In this case we need to execute Join of 2 logs on URL too. However in this case it is not obligatory for us to start 3 MapReduce as the second log completely will get into memory. To solve a problem by means of the 1st MapReduce, we can load the second log into Distributed Cache, and at initialization of Mapper'a just to consider it in memory, having put it in the dictionary-> topic.
Further the problem is solved as follows:
# находим тематику каждой из страниц первого лога</em> input_line -> [ip, topic]
Ip -> [topics] -> [ip, most_popular_topic]
Reduce receives on an input of ip and the list of all subjects, just calculates what of subjects met most often. Thus the task is solved by means of the 1st MapReduce, and actually Join in general occurs in map (therefore if additional aggregation on a key was not necessary – it would be possible to manage MapOnly job-ohm):
In article we considered several patterns and acceptances of a solution of tasks by means of MapReduce, showed how to integrate MapReduce-tasks in chains and to join-it a log on a key.
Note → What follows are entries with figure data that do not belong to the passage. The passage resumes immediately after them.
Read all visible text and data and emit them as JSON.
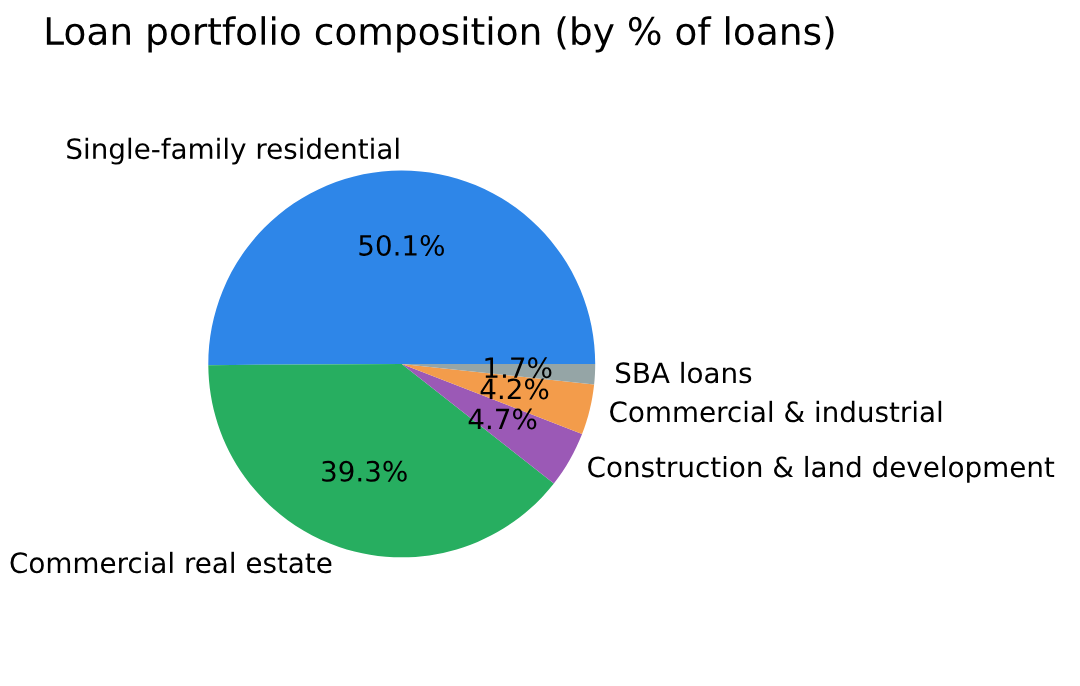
{
  "chart_data": {
    "type": "pie",
    "title": "Loan portfolio composition (by % of loans)",
    "categories": [
      "Single-family residential",
      "Commercial real estate",
      "Construction & land development",
      "Commercial & industrial",
      "SBA loans"
    ],
    "values": [
      50.1,
      39.3,
      4.7,
      4.2,
      1.7
    ],
    "colors": [
      "#2e86e8",
      "#27ae60",
      "#9b59b6",
      "#f39c4b",
      "#95a5a6"
    ],
    "value_labels": [
      "50.1%",
      "39.3%",
      "4.7%",
      "4.2%",
      "1.7%"
    ],
    "legend": false
  }
}
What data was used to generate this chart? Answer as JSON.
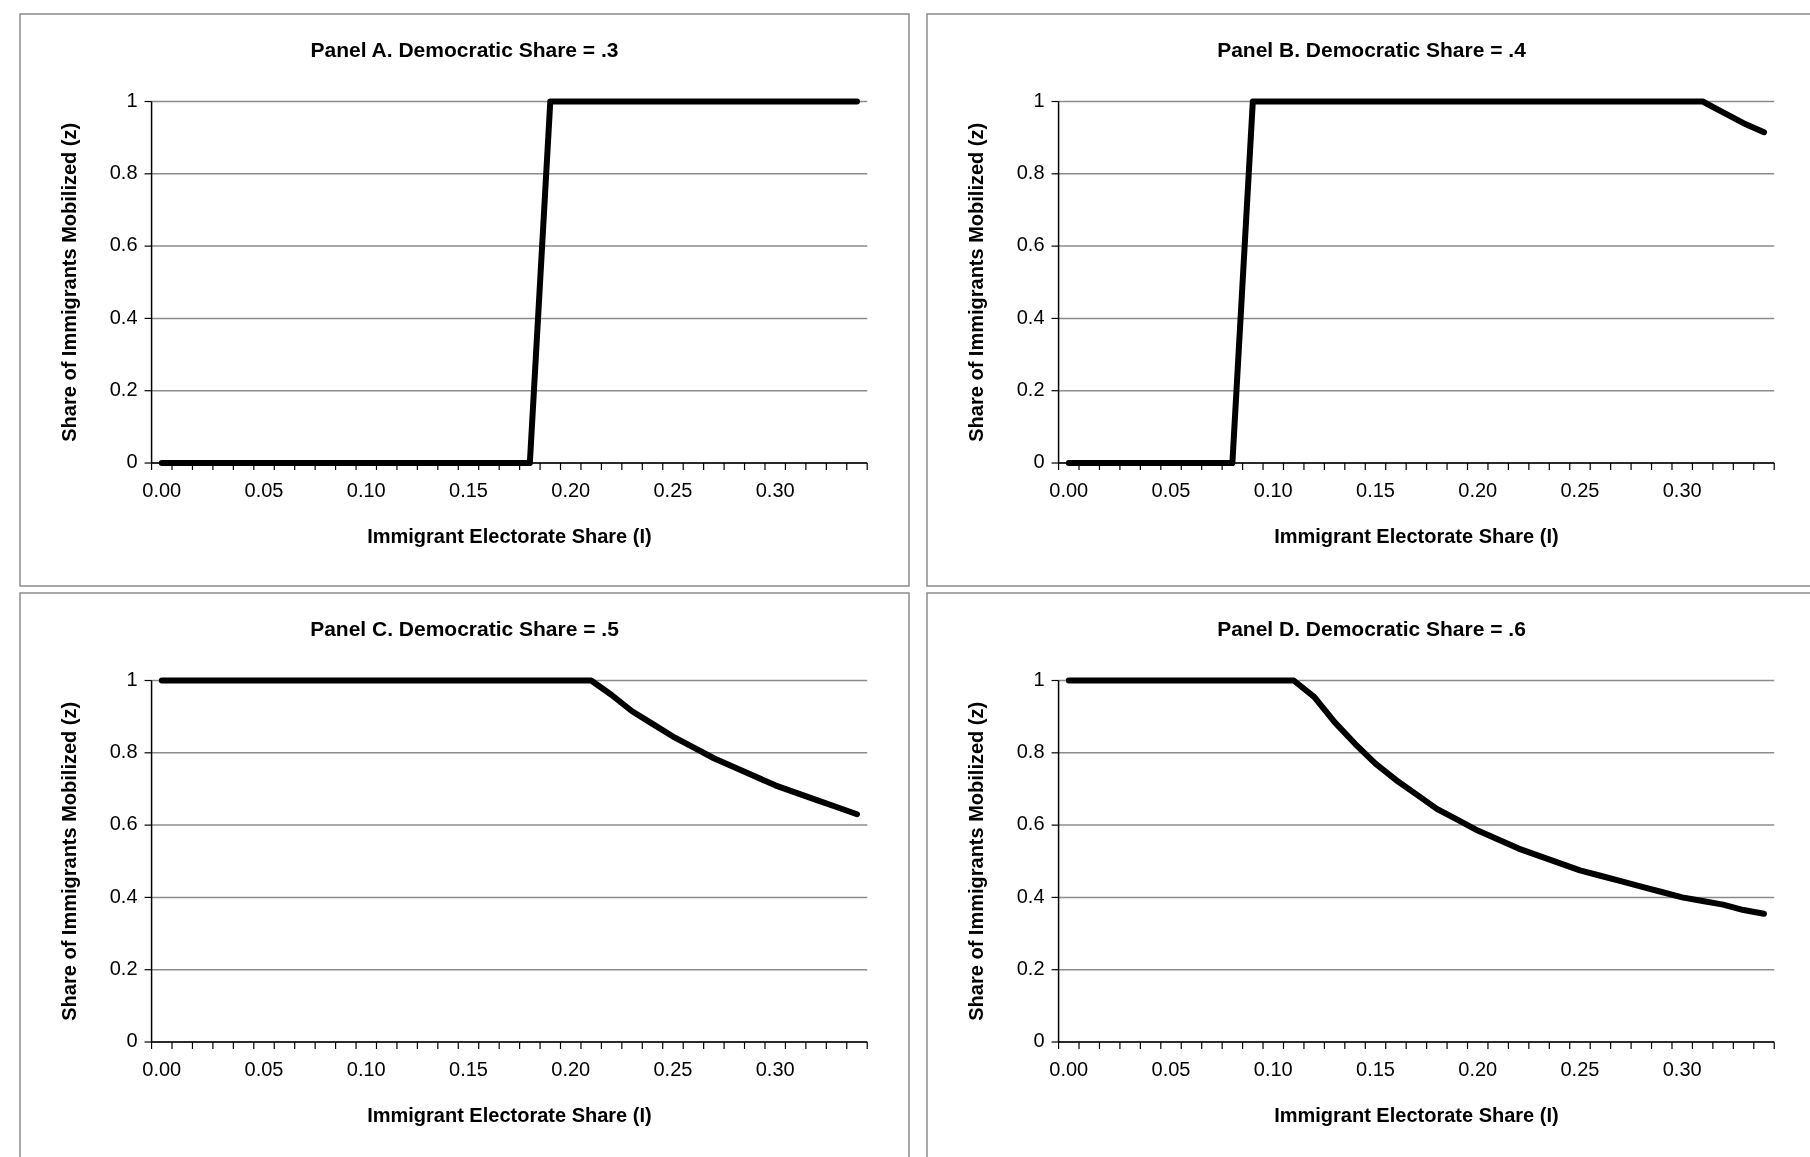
{
  "chart_data": [
    {
      "type": "line",
      "title": "Panel A. Democratic Share = .3",
      "xlabel": "Immigrant Electorate Share (I)",
      "ylabel": "Share of Immigrants Mobilized (z)",
      "x": [
        0,
        0.01,
        0.02,
        0.03,
        0.04,
        0.05,
        0.06,
        0.07,
        0.08,
        0.09,
        0.1,
        0.11,
        0.12,
        0.13,
        0.14,
        0.15,
        0.16,
        0.17,
        0.18,
        0.19,
        0.2,
        0.21,
        0.22,
        0.23,
        0.24,
        0.25,
        0.26,
        0.27,
        0.28,
        0.29,
        0.3,
        0.31,
        0.32,
        0.33,
        0.34
      ],
      "series": [
        {
          "color": "#000000",
          "values": [
            0,
            0,
            0,
            0,
            0,
            0,
            0,
            0,
            0,
            0,
            0,
            0,
            0,
            0,
            0,
            0,
            0,
            0,
            0,
            1,
            1,
            1,
            1,
            1,
            1,
            1,
            1,
            1,
            1,
            1,
            1,
            1,
            1,
            1,
            1
          ]
        }
      ],
      "xlim": [
        -0.005,
        0.345
      ],
      "xticks": [
        {
          "value": 0,
          "label": "0.00"
        },
        {
          "value": 0.05,
          "label": "0.05"
        },
        {
          "value": 0.1,
          "label": "0.10"
        },
        {
          "value": 0.15,
          "label": "0.15"
        },
        {
          "value": 0.2,
          "label": "0.20"
        },
        {
          "value": 0.25,
          "label": "0.25"
        },
        {
          "value": 0.3,
          "label": "0.30"
        }
      ],
      "ylim": [
        0,
        1
      ],
      "yticks": [
        0,
        0.2,
        0.4,
        0.6,
        0.8,
        1
      ],
      "grid": "y",
      "marker": "none",
      "line_style": "solid"
    },
    {
      "type": "line",
      "title": "Panel B. Democratic Share = .4",
      "xlabel": "Immigrant Electorate Share (I)",
      "ylabel": "Share of Immigrants Mobilized (z)",
      "x": [
        0,
        0.01,
        0.02,
        0.03,
        0.04,
        0.05,
        0.06,
        0.07,
        0.08,
        0.09,
        0.1,
        0.11,
        0.12,
        0.13,
        0.14,
        0.15,
        0.16,
        0.17,
        0.18,
        0.19,
        0.2,
        0.21,
        0.22,
        0.23,
        0.24,
        0.25,
        0.26,
        0.27,
        0.28,
        0.29,
        0.3,
        0.31,
        0.32,
        0.33,
        0.34
      ],
      "series": [
        {
          "color": "#000000",
          "values": [
            0,
            0,
            0,
            0,
            0,
            0,
            0,
            0,
            0,
            1,
            1,
            1,
            1,
            1,
            1,
            1,
            1,
            1,
            1,
            1,
            1,
            1,
            1,
            1,
            1,
            1,
            1,
            1,
            1,
            1,
            1,
            1,
            0.97,
            0.94,
            0.915
          ]
        }
      ],
      "xlim": [
        -0.005,
        0.345
      ],
      "xticks": [
        {
          "value": 0,
          "label": "0.00"
        },
        {
          "value": 0.05,
          "label": "0.05"
        },
        {
          "value": 0.1,
          "label": "0.10"
        },
        {
          "value": 0.15,
          "label": "0.15"
        },
        {
          "value": 0.2,
          "label": "0.20"
        },
        {
          "value": 0.25,
          "label": "0.25"
        },
        {
          "value": 0.3,
          "label": "0.30"
        }
      ],
      "ylim": [
        0,
        1
      ],
      "yticks": [
        0,
        0.2,
        0.4,
        0.6,
        0.8,
        1
      ],
      "grid": "y",
      "marker": "none",
      "line_style": "solid"
    },
    {
      "type": "line",
      "title": "Panel C. Democratic Share = .5",
      "xlabel": "Immigrant Electorate Share (I)",
      "ylabel": "Share of Immigrants Mobilized (z)",
      "x": [
        0,
        0.01,
        0.02,
        0.03,
        0.04,
        0.05,
        0.06,
        0.07,
        0.08,
        0.09,
        0.1,
        0.11,
        0.12,
        0.13,
        0.14,
        0.15,
        0.16,
        0.17,
        0.18,
        0.19,
        0.2,
        0.21,
        0.22,
        0.23,
        0.24,
        0.25,
        0.26,
        0.27,
        0.28,
        0.29,
        0.3,
        0.31,
        0.32,
        0.33,
        0.34
      ],
      "series": [
        {
          "color": "#000000",
          "values": [
            1,
            1,
            1,
            1,
            1,
            1,
            1,
            1,
            1,
            1,
            1,
            1,
            1,
            1,
            1,
            1,
            1,
            1,
            1,
            1,
            1,
            1,
            0.96,
            0.915,
            0.88,
            0.845,
            0.815,
            0.785,
            0.76,
            0.735,
            0.71,
            0.69,
            0.67,
            0.65,
            0.63
          ]
        }
      ],
      "xlim": [
        -0.005,
        0.345
      ],
      "xticks": [
        {
          "value": 0,
          "label": "0.00"
        },
        {
          "value": 0.05,
          "label": "0.05"
        },
        {
          "value": 0.1,
          "label": "0.10"
        },
        {
          "value": 0.15,
          "label": "0.15"
        },
        {
          "value": 0.2,
          "label": "0.20"
        },
        {
          "value": 0.25,
          "label": "0.25"
        },
        {
          "value": 0.3,
          "label": "0.30"
        }
      ],
      "ylim": [
        0,
        1
      ],
      "yticks": [
        0,
        0.2,
        0.4,
        0.6,
        0.8,
        1
      ],
      "grid": "y",
      "marker": "none",
      "line_style": "solid"
    },
    {
      "type": "line",
      "title": "Panel D. Democratic Share = .6",
      "xlabel": "Immigrant Electorate Share (I)",
      "ylabel": "Share of Immigrants Mobilized (z)",
      "x": [
        0,
        0.01,
        0.02,
        0.03,
        0.04,
        0.05,
        0.06,
        0.07,
        0.08,
        0.09,
        0.1,
        0.11,
        0.12,
        0.13,
        0.14,
        0.15,
        0.16,
        0.17,
        0.18,
        0.19,
        0.2,
        0.21,
        0.22,
        0.23,
        0.24,
        0.25,
        0.26,
        0.27,
        0.28,
        0.29,
        0.3,
        0.31,
        0.32,
        0.33,
        0.34
      ],
      "series": [
        {
          "color": "#000000",
          "values": [
            1,
            1,
            1,
            1,
            1,
            1,
            1,
            1,
            1,
            1,
            1,
            1,
            0.955,
            0.885,
            0.825,
            0.77,
            0.725,
            0.685,
            0.645,
            0.615,
            0.585,
            0.56,
            0.535,
            0.515,
            0.495,
            0.475,
            0.46,
            0.445,
            0.43,
            0.415,
            0.4,
            0.39,
            0.38,
            0.365,
            0.355
          ]
        }
      ],
      "xlim": [
        -0.005,
        0.345
      ],
      "xticks": [
        {
          "value": 0,
          "label": "0.00"
        },
        {
          "value": 0.05,
          "label": "0.05"
        },
        {
          "value": 0.1,
          "label": "0.10"
        },
        {
          "value": 0.15,
          "label": "0.15"
        },
        {
          "value": 0.2,
          "label": "0.20"
        },
        {
          "value": 0.25,
          "label": "0.25"
        },
        {
          "value": 0.3,
          "label": "0.30"
        }
      ],
      "ylim": [
        0,
        1
      ],
      "yticks": [
        0,
        0.2,
        0.4,
        0.6,
        0.8,
        1
      ],
      "grid": "y",
      "marker": "none",
      "line_style": "solid"
    }
  ]
}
In the following articles we will consider architecture of Hadoop, and also the tools simplifying work with MapReduce and allowing to bypass its shortcomings in more detail.
Links to other articles of a cycle
" Big Data from And to I. Part 1: Principles of work with big data, MapReduce paradigm
" Big Data from And to I. Part 2: Hadoop
This article is a translation of the original post at habrahabr.ru/post/270453/
If you have any questions regarding the material covered in the article above, please, contact the original author of the post.
If you have any complaints about this article or you want this article to be deleted, please, drop an email here: email@example.com.
We believe that the knowledge, which is available at the most popular Russian IT blog habrahabr.ru, should be accessed by everyone, even though it is poorly translated.
Shared knowledge makes the world better.